Make sure you have the 10 page analytical paper ready to turn in on last class day
Final Exam will be held at the scheduled time (Wednesday, December 12, 7:00-10:00 pm in WAG 420)
The exams will cover lectures, reading assignments, and films. Participation is appreciated, attendance is expected, and both can affect the course grade.
The following books will be useful to those who would like to pursue
some of the course topics in more depth.
Keith Basso. 1979. Portraits of the Whiteman. ISBN: 0-521-29593-9
Deborah Tannen 1986. That's Not What I Meant ISBN: 0-345-34090-6
Deborah Tannen 1998. The Argument Culture
Nancy Bonvillain. Language, Culture, and Communication.
Joel Sherzer 2002. Speech Play and Verbal Art.
Zdenek Salzmann. 2007 Language, Culture, and Society.
Robin Lakoff 1990. Talking Power: The politics of Language
Robert L. Young. 1999. Understanding Misunderstandings.
Phil Agre Information Studies (home page)
S.U. Philips, S. Steele & C. Tanz. 1987. Language, Gender & Sex
in Comparative Perspective.
That's Not What I Meant (AV library video VIDCASS 9706 ) a taped lecture of Tannen
The Human Animal – Language of the Body (Desmond Morris)

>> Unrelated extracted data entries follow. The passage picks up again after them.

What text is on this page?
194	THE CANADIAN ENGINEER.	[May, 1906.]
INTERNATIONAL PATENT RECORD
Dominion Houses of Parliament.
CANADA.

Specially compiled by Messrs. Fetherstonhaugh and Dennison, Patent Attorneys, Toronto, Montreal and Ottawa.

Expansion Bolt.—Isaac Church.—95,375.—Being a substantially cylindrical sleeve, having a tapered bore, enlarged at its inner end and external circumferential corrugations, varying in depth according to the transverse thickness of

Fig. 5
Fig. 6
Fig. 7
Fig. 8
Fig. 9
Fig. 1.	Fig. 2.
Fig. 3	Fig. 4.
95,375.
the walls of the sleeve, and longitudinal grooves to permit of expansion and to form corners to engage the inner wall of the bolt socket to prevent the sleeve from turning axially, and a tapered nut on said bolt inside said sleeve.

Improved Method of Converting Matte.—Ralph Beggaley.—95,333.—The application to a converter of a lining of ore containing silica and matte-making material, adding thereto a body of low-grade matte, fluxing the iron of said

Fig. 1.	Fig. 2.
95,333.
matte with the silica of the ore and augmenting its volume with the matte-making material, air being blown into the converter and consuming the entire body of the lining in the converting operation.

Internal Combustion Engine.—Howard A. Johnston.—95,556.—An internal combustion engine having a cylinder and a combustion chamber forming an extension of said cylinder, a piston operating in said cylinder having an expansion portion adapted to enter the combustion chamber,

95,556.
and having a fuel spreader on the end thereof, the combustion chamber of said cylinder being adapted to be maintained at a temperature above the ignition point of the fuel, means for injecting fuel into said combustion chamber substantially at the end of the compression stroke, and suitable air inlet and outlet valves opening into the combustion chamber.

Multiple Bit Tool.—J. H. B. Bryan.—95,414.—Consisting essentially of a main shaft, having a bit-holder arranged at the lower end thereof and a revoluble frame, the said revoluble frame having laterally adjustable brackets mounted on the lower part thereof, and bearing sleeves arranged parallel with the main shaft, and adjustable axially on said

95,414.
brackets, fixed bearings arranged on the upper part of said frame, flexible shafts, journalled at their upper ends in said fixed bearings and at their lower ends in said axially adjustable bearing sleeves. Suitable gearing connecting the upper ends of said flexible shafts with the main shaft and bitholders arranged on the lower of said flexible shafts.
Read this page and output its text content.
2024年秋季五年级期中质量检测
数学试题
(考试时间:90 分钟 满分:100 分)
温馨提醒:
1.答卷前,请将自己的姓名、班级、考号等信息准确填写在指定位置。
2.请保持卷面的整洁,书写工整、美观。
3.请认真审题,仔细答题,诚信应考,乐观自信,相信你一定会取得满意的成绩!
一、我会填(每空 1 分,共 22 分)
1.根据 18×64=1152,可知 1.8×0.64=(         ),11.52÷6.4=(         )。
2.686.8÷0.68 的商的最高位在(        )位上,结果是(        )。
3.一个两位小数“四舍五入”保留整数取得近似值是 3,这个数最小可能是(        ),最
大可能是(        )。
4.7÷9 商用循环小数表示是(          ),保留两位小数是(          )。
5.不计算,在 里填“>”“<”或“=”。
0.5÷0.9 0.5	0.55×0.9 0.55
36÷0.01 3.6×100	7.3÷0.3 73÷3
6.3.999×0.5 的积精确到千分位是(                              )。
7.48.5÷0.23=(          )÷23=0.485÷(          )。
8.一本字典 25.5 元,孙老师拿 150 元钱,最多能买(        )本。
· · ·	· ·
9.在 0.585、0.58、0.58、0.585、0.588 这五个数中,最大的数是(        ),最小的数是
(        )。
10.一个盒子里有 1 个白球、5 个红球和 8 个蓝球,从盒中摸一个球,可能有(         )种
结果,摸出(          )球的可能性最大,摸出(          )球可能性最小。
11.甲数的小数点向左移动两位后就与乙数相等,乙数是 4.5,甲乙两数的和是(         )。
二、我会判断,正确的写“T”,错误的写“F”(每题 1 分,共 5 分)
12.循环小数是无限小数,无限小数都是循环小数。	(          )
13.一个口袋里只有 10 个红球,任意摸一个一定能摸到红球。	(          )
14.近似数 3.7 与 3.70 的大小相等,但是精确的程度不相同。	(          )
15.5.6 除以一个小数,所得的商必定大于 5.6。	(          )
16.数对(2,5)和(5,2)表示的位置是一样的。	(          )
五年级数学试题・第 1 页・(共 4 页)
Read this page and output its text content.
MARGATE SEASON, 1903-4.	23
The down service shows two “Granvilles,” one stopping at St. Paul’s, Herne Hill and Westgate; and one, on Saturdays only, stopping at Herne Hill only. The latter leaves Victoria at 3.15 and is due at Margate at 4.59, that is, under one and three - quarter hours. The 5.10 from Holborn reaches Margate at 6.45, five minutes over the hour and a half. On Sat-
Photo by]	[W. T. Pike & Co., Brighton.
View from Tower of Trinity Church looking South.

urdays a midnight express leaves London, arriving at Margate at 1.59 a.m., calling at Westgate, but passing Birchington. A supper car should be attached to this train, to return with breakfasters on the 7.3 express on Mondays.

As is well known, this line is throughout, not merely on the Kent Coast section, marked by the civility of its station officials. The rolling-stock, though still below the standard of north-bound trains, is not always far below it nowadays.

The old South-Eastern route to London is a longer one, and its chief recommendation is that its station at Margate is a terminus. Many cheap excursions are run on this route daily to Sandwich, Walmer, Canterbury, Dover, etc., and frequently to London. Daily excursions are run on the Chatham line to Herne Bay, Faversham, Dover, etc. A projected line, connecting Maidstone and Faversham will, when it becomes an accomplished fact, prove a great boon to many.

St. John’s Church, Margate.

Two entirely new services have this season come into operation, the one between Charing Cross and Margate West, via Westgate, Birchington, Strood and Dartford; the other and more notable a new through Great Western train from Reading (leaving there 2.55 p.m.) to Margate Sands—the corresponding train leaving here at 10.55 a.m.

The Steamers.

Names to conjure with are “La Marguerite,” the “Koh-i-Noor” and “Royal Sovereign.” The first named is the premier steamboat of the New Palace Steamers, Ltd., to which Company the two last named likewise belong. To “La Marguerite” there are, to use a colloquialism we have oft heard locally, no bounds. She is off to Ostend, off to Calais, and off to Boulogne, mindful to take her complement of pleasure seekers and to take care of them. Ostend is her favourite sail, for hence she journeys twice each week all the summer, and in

VARIOUS Modes of Communication, how to:
Please, read carefully
Each student in this course is expected to abide by the University Code of Academic Integrity. No plagiarized work will be accepted. Sources consulted from books, journals, or web pages should be acknowledged. Any work submitted by a student in this course for academic credit will be the student's own work. Papers bought online or otherwise plagiarized will receive a zero.
You are encouraged to study together and to discuss concepts covered in lecture and sessions. However, this permissible cooperation should never involve one student having possession of a copy of all or part of work done by someone else, in the form of an e mail, an e-mail attachment file, a diskette, or a hard copy.
Should copying occur, both the student who copied work from another student and the student who gave material to be copied will both automatically receive a zero for the assignment. Penalty for violation of this Code can also be extended to include failure of the course and University disciplinary action. [During examinations, you must do your own work. Talking or discussion, comparing notes, and copying from others are not permitted during examinations. Any such behavior will result in failure of the exam, and may lead to failure of the course and University disciplinary action.]
In compliance with the UT Austin policy and equal access laws, I am available to discuss appropriate academic accommodations that may be required for student with disabilities. Requests for academic accommodations are to be made during the first three weeks of the semester, except for unusual circumstances, so arrangements can be made. Students who require special accommodations need to get a letter that documents the disability from the Services for Students with Disabilities area of the Office of the Dean of Students (471-6259- voice or 471-4641 – TTY for users who are deaf or hard of hearing). This letter should be presented to the instructor in each course at the beginning of the semester and accommodations needed should be discussed at that time. Five business days before an exam the student should remind the instructor of any testing accommodations that will be needed. See Web site below for more information: http://deanofstudents.utexas.edu/ssd/providing.php
(Use of E-mail for Official Correspondence to Students)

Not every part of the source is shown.